= Flashback (Trojan horse) =

Malware targeting Mac OS X systems

OSX.FlashBack, also known as the Flashback Trojan, Fakeflash, or Trojan BackDoor.Flashback, is a Trojan horse affecting personal computer systems running Mac OS X. The first variant of Flashback was discovered by antivirus company Intego in September 2011.

==Infection==
According to the Russian antivirus company Dr. Web, a modified version of the "BackDoor.Flashback.39" variant of the Flashback Trojan had infected over 600,000 Mac computers, forming a botnet that included 274 bots located in Cupertino, California. The findings were confirmed one day later by another computer security firm, Kaspersky Lab. This variant of the malware was first detected in April 2012 by Finland-based computer security firm F-Secure. Dr. Web estimated that in early April 2012, 56.6% of infected computers were located within the United States, 19.8% in Canada, 12.8% in the United Kingdom and 6.1% in Australia.

==Details==
The original variant used a fake installer of Adobe Flash Player to install the malware, hence the name "Flashback".

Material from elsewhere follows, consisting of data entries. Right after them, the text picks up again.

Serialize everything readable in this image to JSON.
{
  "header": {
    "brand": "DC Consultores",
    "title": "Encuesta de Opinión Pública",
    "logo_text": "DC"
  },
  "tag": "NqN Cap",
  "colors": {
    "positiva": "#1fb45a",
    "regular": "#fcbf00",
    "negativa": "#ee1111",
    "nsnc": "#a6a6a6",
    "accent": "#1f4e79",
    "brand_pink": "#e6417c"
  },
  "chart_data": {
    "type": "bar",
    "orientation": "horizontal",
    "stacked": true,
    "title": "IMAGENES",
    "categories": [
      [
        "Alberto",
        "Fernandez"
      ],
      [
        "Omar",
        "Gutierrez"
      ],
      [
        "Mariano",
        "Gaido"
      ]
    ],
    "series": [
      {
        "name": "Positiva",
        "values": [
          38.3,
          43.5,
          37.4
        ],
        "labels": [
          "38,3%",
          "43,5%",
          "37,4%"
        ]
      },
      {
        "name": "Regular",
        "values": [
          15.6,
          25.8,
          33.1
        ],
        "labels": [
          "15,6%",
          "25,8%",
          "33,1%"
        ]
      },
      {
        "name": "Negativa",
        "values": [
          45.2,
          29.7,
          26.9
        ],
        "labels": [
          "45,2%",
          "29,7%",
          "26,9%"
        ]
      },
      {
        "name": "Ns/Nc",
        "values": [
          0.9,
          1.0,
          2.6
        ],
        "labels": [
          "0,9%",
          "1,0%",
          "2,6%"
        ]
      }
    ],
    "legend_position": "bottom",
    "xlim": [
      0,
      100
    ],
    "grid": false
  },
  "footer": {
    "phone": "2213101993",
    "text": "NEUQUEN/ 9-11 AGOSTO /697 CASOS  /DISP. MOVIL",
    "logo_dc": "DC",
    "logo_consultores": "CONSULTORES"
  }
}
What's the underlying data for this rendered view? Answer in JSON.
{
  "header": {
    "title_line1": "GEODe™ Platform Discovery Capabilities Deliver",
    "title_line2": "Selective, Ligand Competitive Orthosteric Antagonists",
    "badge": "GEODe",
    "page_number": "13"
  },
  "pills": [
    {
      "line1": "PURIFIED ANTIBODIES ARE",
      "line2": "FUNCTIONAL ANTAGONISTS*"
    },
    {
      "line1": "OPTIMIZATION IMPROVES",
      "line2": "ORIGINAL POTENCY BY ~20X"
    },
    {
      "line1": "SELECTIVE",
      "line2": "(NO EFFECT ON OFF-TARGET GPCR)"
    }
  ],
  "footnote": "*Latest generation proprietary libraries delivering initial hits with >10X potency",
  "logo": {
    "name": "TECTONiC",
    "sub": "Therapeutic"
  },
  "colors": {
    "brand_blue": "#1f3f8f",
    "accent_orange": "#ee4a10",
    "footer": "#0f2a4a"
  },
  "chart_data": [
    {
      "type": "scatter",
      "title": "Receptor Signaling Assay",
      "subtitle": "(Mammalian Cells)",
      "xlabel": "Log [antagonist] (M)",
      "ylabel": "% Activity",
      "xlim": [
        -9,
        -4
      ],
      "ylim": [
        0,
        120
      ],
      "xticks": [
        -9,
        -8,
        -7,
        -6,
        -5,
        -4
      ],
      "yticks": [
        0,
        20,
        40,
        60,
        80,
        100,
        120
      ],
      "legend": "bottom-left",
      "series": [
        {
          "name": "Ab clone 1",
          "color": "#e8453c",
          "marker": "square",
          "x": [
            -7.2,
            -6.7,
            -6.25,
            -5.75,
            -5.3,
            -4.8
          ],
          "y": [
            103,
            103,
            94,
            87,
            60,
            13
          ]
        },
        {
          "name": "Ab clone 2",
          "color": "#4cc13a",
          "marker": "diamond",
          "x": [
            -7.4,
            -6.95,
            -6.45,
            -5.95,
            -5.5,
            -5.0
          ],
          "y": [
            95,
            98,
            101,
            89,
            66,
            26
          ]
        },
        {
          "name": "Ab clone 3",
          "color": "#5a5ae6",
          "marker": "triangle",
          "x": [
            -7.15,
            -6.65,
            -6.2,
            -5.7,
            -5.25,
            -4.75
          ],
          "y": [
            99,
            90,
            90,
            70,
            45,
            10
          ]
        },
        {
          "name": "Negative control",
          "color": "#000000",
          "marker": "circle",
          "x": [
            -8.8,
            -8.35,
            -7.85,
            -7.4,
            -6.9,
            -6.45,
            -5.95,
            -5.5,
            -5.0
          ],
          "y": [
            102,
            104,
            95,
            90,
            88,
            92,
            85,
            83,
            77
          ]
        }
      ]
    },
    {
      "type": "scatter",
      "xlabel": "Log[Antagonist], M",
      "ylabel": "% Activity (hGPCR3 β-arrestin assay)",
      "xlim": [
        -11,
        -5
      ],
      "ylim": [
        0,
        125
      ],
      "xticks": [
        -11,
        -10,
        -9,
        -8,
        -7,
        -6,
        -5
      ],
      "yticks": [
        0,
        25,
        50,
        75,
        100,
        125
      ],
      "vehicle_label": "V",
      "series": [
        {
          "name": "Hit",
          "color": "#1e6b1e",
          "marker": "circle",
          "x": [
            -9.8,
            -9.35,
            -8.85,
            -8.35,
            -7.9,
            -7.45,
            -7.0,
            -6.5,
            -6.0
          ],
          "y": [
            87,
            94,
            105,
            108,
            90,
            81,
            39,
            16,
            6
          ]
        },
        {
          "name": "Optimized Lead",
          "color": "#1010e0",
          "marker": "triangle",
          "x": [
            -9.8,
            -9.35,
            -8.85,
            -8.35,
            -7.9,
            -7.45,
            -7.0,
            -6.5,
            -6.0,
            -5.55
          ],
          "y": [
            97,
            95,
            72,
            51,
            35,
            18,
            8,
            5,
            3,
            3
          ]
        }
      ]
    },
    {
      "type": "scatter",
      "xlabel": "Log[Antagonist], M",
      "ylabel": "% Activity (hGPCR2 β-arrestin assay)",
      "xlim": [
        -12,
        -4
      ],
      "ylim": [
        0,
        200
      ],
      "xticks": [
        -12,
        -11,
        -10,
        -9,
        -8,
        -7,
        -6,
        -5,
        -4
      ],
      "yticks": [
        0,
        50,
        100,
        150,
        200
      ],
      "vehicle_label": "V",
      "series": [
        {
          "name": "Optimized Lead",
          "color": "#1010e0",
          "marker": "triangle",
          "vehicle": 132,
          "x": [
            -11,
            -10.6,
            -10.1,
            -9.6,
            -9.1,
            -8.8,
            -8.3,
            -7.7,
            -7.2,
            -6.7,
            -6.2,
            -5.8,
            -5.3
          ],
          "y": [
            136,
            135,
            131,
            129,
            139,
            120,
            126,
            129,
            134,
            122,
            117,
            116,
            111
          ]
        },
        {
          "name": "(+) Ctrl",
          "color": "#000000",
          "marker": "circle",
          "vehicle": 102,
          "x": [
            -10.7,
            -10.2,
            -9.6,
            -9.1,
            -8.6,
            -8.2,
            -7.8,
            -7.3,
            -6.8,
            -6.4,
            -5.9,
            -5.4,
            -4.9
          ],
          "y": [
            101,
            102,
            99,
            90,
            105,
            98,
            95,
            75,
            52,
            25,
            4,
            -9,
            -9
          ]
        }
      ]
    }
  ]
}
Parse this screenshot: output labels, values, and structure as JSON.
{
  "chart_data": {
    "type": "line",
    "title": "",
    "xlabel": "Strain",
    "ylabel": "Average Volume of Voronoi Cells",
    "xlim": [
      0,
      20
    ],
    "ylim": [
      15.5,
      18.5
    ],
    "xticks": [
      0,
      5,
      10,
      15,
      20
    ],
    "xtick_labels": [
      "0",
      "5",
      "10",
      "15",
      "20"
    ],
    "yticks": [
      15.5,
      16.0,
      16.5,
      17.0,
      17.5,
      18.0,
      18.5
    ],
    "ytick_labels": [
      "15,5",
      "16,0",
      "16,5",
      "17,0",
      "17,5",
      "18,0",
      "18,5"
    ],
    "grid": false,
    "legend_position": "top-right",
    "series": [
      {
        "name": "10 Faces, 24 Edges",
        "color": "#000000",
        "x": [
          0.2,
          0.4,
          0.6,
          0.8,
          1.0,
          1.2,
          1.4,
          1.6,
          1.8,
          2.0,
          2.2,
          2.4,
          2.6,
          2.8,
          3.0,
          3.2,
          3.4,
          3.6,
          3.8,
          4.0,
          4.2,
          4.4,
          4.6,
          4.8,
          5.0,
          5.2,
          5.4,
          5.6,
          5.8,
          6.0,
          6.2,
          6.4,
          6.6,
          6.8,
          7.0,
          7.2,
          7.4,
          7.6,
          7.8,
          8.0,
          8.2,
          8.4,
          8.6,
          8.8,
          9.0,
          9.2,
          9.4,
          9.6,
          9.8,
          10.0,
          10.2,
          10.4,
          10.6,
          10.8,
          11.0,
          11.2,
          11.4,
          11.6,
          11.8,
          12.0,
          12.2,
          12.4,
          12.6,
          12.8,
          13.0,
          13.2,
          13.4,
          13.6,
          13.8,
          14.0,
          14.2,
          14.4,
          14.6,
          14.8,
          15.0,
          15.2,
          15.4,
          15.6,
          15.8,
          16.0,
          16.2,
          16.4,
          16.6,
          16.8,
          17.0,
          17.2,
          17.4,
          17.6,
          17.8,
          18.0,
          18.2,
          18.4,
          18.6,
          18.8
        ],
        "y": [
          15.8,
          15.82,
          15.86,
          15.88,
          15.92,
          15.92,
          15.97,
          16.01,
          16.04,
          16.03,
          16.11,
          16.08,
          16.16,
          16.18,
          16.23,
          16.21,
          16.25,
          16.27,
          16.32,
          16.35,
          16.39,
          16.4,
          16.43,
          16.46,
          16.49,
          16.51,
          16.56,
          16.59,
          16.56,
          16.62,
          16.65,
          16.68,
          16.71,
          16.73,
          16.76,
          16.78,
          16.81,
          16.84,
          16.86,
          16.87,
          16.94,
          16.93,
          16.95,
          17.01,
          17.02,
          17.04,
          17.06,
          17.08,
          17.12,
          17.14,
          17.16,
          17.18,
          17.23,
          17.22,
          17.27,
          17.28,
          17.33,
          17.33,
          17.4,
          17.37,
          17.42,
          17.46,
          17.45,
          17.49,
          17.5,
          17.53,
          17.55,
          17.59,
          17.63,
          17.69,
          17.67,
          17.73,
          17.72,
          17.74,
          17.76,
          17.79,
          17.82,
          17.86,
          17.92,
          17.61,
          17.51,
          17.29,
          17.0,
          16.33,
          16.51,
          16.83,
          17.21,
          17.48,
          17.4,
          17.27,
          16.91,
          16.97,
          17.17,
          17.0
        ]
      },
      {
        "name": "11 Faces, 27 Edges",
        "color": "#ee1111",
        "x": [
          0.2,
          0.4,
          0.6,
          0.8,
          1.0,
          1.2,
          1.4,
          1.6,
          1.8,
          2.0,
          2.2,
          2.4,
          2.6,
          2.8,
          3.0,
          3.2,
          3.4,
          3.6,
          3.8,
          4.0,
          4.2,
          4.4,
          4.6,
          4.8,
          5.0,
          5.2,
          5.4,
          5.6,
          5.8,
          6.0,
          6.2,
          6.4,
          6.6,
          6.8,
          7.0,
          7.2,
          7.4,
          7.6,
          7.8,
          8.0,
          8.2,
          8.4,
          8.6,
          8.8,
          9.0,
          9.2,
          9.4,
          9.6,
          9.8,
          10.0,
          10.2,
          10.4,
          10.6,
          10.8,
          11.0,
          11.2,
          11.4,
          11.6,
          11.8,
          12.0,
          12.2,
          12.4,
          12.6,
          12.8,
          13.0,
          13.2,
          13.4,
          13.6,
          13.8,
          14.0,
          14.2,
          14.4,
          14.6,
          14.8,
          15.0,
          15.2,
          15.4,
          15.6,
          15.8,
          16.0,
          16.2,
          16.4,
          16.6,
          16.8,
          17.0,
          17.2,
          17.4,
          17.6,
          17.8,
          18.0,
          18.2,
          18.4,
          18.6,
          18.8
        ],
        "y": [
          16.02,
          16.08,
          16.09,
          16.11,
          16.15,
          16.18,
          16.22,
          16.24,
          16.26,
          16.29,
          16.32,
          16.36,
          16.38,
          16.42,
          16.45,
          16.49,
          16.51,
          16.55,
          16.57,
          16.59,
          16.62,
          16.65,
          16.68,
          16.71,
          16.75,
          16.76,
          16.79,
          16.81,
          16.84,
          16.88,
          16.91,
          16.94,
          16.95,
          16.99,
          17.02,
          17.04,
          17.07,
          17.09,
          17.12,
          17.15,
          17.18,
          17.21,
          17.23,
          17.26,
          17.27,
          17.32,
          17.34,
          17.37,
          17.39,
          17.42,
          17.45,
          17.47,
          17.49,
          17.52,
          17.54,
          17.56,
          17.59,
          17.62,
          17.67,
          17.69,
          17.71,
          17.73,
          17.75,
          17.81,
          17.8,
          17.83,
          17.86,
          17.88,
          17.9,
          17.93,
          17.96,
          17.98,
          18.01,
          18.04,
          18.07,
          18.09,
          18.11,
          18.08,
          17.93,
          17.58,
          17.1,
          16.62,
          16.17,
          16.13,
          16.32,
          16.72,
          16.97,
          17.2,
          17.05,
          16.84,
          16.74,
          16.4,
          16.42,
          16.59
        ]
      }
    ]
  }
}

A later variant targeted a Java vulnerability on Mac OS X. The system was infected after the user was redirected to a compromised bogus site, where JavaScript code caused an applet containing an exploit to load. An executable file was saved on the local machine, which was used to download and run malicious code from a remote location. The malware also switched between various servers for optimized load balancing. Each bot was given a unique ID that was sent to the control server. The trojan, however, would only infect the user visiting the infected web page, meaning other users on the computer were not infected unless their user accounts had been infected separately.

==Resolution==
Oracle, the company that develops Java, fixed the vulnerability exploited to install Flashback on February 14, 2012. However, at the time of Flashback's release, Apple maintained the Mac OS X version of Java and did not release an update containing the fix until April 3, 2012, after the flaw had already been exploited to install Flashback on 600,000 Macs. On April 12, 2015, the company issued a further update to remove the most common Flashback variants. The updated Java release was only made available for Mac OS X Lion and Mac OS X Snow Leopard; the removal utility was released for Intel versions of Mac OS X Leopard in addition to the two newer operating systems. Users of older operating systems were advised to disable Java. There are also some third party programs to detect and remove the Flashback trojan. Apple worked on a new process that would eventually lead to a release of a Java Runtime Environment (JRE) for Mac OS X at the same time it would be available for Windows, Linux, and Solaris users. As of January 9, 2014, about 22,000 Macs were still infected with the Flashback trojan.